Ah, yes, the bye. The Chiefs certainly could use the extra week off in early January considering the growing number of guys dealing with nagging late-season injuries.
Top pass rusher Justin Houston was held out of Sunday's game with swelling in his surgically repaired left knee, though Reid dismissed it as "part of how this thing goes."
Cornerback Phillip Gaines was also inactive with knee trouble, and running back Spencer Ware bruised his ribs during the game.
The week off would also be helpful for linebacker Justin March-Lillard, who returned last week from injured reserve.
March-Lillard had surgery to repair a broken bone in his hand and still needs time to get up to speed, but his return would fortify a defense sorely missing linebacker Derrick Johnson.
The veteran ruptured his Achilles tendon a couple of weeks ago and is done for the season.
All of which is why Reid delivered a simple message to the Chiefs after their impressive victory over the Broncos, one that resonated with everyone in that smiling locker room.
"Keep working.
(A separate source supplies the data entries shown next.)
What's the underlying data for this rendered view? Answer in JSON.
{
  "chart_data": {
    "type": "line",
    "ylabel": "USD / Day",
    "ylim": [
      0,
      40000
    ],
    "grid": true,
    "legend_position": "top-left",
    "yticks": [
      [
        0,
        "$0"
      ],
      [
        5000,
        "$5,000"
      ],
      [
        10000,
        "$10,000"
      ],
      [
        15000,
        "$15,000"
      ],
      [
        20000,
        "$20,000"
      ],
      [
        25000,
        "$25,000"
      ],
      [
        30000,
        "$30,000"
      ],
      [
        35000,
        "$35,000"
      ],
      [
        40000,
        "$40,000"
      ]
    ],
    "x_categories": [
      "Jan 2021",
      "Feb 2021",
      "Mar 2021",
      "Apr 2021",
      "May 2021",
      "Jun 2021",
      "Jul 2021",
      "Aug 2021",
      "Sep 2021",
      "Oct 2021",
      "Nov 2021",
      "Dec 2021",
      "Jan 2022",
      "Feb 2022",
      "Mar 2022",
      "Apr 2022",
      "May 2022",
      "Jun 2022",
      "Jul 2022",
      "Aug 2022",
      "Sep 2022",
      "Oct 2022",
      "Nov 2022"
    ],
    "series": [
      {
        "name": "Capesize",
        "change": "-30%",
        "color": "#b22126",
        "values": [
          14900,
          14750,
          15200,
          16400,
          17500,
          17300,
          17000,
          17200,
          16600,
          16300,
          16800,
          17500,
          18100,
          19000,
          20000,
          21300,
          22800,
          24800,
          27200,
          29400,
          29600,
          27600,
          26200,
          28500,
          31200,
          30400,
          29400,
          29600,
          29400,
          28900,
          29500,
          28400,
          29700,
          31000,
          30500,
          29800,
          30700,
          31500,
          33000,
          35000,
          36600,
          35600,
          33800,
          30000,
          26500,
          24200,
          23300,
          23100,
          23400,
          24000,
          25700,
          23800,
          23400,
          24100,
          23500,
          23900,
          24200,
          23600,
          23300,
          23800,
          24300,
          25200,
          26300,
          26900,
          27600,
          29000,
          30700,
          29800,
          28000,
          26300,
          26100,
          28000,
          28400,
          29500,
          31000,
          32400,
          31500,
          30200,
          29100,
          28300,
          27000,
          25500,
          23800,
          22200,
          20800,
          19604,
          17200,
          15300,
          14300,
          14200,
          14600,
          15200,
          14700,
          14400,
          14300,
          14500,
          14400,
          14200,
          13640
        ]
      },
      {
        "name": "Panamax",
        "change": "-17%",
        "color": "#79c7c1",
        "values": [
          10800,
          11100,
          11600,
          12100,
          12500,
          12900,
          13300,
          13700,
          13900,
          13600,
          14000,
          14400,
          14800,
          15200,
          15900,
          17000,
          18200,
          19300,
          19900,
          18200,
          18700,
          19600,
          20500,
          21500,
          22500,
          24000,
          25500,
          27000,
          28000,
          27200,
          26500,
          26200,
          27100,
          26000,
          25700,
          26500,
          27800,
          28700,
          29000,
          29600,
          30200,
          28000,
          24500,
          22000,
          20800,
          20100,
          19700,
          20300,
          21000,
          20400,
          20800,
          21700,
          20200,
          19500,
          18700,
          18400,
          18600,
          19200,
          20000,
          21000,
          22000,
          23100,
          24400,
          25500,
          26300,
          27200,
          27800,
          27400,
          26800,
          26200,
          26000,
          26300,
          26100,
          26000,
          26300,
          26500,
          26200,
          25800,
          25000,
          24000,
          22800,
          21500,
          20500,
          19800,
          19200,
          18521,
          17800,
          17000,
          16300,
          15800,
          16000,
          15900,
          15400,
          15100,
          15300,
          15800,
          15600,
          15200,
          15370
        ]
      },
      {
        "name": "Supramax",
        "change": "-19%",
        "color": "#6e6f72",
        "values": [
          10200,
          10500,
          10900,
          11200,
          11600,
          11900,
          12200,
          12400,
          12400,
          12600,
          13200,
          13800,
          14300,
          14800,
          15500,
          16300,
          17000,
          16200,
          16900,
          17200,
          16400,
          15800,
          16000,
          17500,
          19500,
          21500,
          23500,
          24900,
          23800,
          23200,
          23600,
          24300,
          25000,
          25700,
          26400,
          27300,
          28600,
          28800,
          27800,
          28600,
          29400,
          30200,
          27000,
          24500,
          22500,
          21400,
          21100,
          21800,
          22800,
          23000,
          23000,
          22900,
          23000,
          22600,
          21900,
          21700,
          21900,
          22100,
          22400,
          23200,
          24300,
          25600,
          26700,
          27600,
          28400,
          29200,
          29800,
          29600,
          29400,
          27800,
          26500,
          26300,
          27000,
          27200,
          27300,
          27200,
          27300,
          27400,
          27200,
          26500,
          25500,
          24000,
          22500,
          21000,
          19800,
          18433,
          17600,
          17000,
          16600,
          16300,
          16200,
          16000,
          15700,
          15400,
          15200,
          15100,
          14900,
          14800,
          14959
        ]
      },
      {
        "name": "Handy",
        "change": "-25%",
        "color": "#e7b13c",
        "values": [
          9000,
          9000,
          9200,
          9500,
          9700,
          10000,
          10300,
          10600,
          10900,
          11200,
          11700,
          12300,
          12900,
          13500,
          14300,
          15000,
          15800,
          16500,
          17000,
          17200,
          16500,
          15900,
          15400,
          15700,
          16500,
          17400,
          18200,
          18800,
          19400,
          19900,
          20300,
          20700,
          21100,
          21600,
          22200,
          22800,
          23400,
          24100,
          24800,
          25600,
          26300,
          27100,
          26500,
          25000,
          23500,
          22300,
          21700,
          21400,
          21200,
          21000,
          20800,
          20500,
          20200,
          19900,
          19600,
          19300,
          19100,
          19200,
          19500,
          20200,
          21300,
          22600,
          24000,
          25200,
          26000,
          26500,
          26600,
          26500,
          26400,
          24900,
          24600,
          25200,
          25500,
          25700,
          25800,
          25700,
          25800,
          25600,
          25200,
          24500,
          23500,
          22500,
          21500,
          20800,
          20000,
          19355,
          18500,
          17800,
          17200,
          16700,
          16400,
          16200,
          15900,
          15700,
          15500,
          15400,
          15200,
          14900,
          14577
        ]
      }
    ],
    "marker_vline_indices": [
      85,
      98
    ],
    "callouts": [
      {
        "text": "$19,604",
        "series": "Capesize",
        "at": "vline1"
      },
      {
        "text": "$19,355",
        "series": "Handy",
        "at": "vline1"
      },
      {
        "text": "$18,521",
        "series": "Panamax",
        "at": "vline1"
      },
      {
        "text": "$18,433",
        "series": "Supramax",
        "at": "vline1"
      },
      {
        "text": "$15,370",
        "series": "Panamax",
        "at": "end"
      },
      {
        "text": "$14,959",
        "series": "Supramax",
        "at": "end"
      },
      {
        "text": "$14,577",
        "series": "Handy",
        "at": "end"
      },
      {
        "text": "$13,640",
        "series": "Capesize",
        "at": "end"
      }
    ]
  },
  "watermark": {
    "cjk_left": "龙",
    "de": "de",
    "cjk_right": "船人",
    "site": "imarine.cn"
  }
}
We have a lot to do," Chiefs defensive tackle Dontari Poe recalled his coach saying. "We are in the dance now, and we have some stuff to do when we get there. So keep working."
Notes: Ware was due to have an MRI on his ribs, but coach Andy Reid said Monday the results were not yet available. Reid also said that Houston would be evaluated again before Wednesday to decide whether he will practice this week.